Duterte assumed office June 30, 2016, when all the oracles thought Hillary Clinton would be our next president; and Erdoğan and Orbán took their nation’s reins in, respectively, 2014 and 2010, long before a President Trump was even thought possible.
As for Biden, his criticism actually reflects a lack of respect for the “democracy” he trumpets. Love ‘em or hate ‘em, Erdoğan, Orbán, and Duterte were elected by their people, and the Hungarian enjoys wide support. This lies in stark contrast to the Saudi king Biden’s ex-boss, Barack Obama, bowed to or the fascist Chinese he pandered to.
Moreover, portraying the three leaders as of a kind is odd since they have little in common. Erdoğan is an Islamic supremacist who seeks to flood Europe with Muslim migrants and has supported demographic jihad, while Orbán is best known for opposing that migration and defending his continent’s Christian heritage. Duterte is a ferociously anti-Catholic oddball who has mocked Christian doctrine, has called God “stupid,” and isn’t keen on celebrating the upcoming 500thanniversary of Christianity’s arrival in the Philippines.
While this anti-Christian stance should suit today’s Christophobic Western leftists just fine, the world’s Bidens may paint these leaders all with the same brush because of a commonality they do share: nationalism. Overlooked is that what is thus termed today is actually man’s default; it is, after all, an extension of tribalism, which itself is an extension of family patriotism.
Of course, power seekers such as Biden will say anything, support anything, and oppose anything to win votes. Yet insofar as he really does find this human default odd, and leftists generally do, it’s because he’s imbued with that fashionable, ahistorical oddity called internationalism.
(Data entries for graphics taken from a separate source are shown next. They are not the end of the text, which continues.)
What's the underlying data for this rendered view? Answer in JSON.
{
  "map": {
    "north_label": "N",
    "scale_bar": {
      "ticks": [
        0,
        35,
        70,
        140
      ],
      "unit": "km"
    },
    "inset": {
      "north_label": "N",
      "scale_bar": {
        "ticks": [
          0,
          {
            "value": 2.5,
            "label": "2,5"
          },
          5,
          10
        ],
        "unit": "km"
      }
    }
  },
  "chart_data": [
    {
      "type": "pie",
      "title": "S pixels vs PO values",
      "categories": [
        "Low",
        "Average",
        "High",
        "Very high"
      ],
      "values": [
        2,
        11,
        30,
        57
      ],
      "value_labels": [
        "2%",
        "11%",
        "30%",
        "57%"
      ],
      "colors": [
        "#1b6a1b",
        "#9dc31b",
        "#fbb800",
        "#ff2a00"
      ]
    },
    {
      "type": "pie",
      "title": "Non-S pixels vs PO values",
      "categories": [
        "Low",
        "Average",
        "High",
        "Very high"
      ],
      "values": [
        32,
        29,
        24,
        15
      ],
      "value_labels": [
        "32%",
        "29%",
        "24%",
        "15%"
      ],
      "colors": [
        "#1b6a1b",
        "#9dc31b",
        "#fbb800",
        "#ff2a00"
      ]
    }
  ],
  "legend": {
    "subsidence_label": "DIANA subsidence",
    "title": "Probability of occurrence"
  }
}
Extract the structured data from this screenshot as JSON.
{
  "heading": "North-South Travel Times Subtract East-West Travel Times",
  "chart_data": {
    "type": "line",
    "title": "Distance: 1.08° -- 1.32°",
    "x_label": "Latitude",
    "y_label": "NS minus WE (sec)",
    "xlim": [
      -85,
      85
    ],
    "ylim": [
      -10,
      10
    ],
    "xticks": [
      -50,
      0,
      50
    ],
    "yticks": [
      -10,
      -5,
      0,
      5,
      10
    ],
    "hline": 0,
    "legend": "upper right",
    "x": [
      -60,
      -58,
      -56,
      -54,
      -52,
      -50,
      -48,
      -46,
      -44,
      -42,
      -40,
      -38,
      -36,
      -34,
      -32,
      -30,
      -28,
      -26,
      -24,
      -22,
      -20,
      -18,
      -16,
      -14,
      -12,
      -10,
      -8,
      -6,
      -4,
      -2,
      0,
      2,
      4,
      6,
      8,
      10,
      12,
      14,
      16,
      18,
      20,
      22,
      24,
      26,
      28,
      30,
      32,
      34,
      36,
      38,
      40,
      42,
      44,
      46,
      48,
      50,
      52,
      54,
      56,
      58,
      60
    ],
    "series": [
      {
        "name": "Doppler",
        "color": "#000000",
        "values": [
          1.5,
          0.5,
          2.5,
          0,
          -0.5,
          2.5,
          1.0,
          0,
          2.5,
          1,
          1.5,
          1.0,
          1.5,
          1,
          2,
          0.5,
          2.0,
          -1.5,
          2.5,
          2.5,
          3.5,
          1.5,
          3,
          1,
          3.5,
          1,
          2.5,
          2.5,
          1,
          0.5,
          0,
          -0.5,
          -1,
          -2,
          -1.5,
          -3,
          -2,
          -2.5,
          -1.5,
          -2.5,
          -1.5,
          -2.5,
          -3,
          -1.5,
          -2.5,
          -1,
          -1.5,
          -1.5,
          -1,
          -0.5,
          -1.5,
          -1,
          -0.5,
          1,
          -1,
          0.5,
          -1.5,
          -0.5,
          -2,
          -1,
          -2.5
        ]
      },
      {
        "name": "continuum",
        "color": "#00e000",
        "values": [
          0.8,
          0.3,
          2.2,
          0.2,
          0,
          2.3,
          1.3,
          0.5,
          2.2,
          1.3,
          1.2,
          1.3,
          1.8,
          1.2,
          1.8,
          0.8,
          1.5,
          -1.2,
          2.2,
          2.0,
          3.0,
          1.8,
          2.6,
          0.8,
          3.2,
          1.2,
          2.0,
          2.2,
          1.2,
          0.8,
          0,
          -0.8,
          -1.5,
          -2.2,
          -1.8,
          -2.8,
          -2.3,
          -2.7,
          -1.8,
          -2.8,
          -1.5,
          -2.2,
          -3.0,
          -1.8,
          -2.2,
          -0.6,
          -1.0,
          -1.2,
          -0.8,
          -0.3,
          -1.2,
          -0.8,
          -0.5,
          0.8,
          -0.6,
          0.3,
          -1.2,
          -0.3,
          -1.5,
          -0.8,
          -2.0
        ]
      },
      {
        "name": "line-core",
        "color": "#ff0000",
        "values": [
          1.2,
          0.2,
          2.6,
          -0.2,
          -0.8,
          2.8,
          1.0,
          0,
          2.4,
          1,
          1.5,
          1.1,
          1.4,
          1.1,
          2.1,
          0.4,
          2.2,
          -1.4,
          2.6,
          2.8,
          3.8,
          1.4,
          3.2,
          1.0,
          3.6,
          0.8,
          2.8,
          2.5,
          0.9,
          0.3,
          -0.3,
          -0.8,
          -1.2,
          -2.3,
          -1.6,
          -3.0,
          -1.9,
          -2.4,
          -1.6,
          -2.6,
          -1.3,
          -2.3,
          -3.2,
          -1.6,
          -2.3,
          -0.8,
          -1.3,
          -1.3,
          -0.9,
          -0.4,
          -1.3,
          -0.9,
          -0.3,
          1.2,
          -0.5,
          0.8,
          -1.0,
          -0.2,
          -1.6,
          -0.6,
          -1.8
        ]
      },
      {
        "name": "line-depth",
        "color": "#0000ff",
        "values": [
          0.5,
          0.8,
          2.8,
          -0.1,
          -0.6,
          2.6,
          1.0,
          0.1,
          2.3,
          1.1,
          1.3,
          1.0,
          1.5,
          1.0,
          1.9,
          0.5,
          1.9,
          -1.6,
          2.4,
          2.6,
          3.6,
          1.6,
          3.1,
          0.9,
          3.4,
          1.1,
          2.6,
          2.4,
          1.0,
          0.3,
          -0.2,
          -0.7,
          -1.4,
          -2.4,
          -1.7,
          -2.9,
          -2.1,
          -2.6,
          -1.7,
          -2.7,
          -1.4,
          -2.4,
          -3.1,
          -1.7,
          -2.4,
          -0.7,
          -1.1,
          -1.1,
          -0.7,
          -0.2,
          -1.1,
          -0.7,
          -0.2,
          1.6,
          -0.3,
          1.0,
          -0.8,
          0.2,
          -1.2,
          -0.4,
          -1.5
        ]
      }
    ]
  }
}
One benefit the Left enjoys is that since it controls the culture-shapers and debate-framers — the media, entertainment, academia, and most of big business — it’s very good at making radical changes quickly seem some new status quo. Thus have social engineers made “transgenderism,” something truly bizarre, de rigueur to the point where opposing it brings scorn and ostracism.
Likewise, the Left manages to treat a treasonous spirit’s deadly embrace — or internationalism, as some again call it — as obligatory. And while it had largely imbued the West, when people overtly express the historical norm that is love of national family, it’s not that leftists cast it as some atavistic regression.
No, going further, these con men extraordinaire behave as if it’s some unprecedented affront to common sense and decency.
Yet national-family love is normal, and the reality is that it is increasingly being chosen by the people. Anyone startled by this may as well be surprised when a mother prioritizes her children over others’ or when a tiny boy admires his daddy more than the bloke next door.
Call the people’s will the fruits of “democracy” — or of what the systems in question actually are, “republicanism” (as well explained here) — the truth is that leftists’ complaints about the undermining of it are pure projection. As with how the British people voted for Brexit but the statist pseudo-elites are stymieing it, their gripe isn’t with the thwarting of representative government.
It’s with representative government itself — when it doesn’t happen to represent their agenda.